Sites like these are rooted in family generations too - it's where parents would raise children, siblings and cousins would play outside together, and where they would eventually grow up and settle down with a family of their own.

Betsy said: “This is my home, it’s just about making life a little easier, a little bit bearable.”

Scrapped vehicles have been abandoned
Scrapped vehicles have been abandoned

A spokesman for Gravesham Borough Council said: “The Denton site is a challenging one to manage and maintain.

“It has a history of anti-social behaviour and criminal damage, which directly impacts the lives of those living there.

“It can be a hostile environment to enter for our own staff and outside contractors, making routine maintenance difficult and unnecessarily delaying emergency repairs when they are needed.

“Indeed, a number of agencies will not attend the site unless accompanied by the police due to previous instances of facing threats of violence and intimidation, which is the sole reason some of the issues raised by tenants remain outstanding.

“Ourselves and partner agencies have a duty of care to our own employees, and we will not send them into situations where we believe they may be at risk.
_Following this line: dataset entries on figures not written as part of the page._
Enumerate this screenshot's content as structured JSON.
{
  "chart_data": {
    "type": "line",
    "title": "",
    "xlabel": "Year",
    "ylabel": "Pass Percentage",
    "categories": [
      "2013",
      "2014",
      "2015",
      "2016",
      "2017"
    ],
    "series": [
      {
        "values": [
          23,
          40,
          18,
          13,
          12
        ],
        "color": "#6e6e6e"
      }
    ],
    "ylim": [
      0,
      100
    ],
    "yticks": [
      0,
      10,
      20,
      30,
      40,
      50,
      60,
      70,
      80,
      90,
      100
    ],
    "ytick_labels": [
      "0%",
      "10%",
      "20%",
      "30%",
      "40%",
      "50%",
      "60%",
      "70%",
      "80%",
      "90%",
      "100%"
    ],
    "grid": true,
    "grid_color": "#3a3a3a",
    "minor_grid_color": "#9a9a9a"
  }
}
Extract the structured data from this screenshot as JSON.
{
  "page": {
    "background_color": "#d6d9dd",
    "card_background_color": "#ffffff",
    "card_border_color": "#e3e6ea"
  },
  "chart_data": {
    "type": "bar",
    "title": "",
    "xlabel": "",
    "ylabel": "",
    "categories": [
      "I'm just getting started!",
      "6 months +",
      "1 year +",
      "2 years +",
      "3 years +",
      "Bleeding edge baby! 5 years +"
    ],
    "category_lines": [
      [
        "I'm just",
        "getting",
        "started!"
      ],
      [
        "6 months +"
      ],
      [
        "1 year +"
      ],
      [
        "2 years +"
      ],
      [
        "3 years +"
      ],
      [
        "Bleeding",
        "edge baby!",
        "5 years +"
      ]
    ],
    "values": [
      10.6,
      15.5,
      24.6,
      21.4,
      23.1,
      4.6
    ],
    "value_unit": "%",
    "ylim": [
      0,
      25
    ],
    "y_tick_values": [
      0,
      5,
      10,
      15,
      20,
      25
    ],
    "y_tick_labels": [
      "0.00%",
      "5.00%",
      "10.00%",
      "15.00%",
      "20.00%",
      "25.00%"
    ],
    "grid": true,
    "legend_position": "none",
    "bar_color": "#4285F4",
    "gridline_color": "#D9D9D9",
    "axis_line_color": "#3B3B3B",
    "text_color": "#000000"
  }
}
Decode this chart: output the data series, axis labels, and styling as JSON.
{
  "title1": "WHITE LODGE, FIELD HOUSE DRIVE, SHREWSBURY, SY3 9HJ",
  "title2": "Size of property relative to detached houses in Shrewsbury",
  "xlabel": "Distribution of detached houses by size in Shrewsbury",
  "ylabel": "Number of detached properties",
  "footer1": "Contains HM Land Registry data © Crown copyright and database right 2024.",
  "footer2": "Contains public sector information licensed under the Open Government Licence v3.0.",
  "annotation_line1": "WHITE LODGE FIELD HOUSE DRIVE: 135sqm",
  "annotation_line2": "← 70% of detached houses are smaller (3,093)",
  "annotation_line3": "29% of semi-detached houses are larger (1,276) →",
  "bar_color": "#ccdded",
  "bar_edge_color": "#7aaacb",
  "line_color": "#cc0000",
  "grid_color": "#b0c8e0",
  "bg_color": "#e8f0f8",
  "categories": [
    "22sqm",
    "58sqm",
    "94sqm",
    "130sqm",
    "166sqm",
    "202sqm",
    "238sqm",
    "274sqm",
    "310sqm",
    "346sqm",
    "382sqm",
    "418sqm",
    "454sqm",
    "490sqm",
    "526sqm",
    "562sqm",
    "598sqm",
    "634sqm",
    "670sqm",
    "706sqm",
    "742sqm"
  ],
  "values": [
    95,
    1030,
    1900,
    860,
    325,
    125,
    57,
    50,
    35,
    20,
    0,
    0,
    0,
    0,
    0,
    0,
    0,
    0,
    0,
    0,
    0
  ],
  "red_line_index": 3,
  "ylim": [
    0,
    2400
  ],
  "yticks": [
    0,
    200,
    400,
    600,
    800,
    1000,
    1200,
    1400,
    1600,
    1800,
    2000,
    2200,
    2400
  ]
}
We continue to work with the tenants to find ways we can carry out necessary work on-site.

“The actions connected to the site have repercussions beyond its boundaries and affect the lives and wellbeing of the neighbouring communities, an example being the lack of bus services to the area as operators are unwilling to put their drivers and vehicles at risk.

“Despite all of this, we take our responsibilities as a landlord seriously and are working together with partner agencies, including those concerned with the health and welfare of those on site, to find long-term solutions for the issues we face at Denton.

“However, there can be no shying away from the fact that the tenants have their own roles to play in improving living conditions there.”

A Royal Mail spokesperson said: “The safety of our staff is of the utmost importance to Royal Mail and the suspension of deliveries is always a last resort.”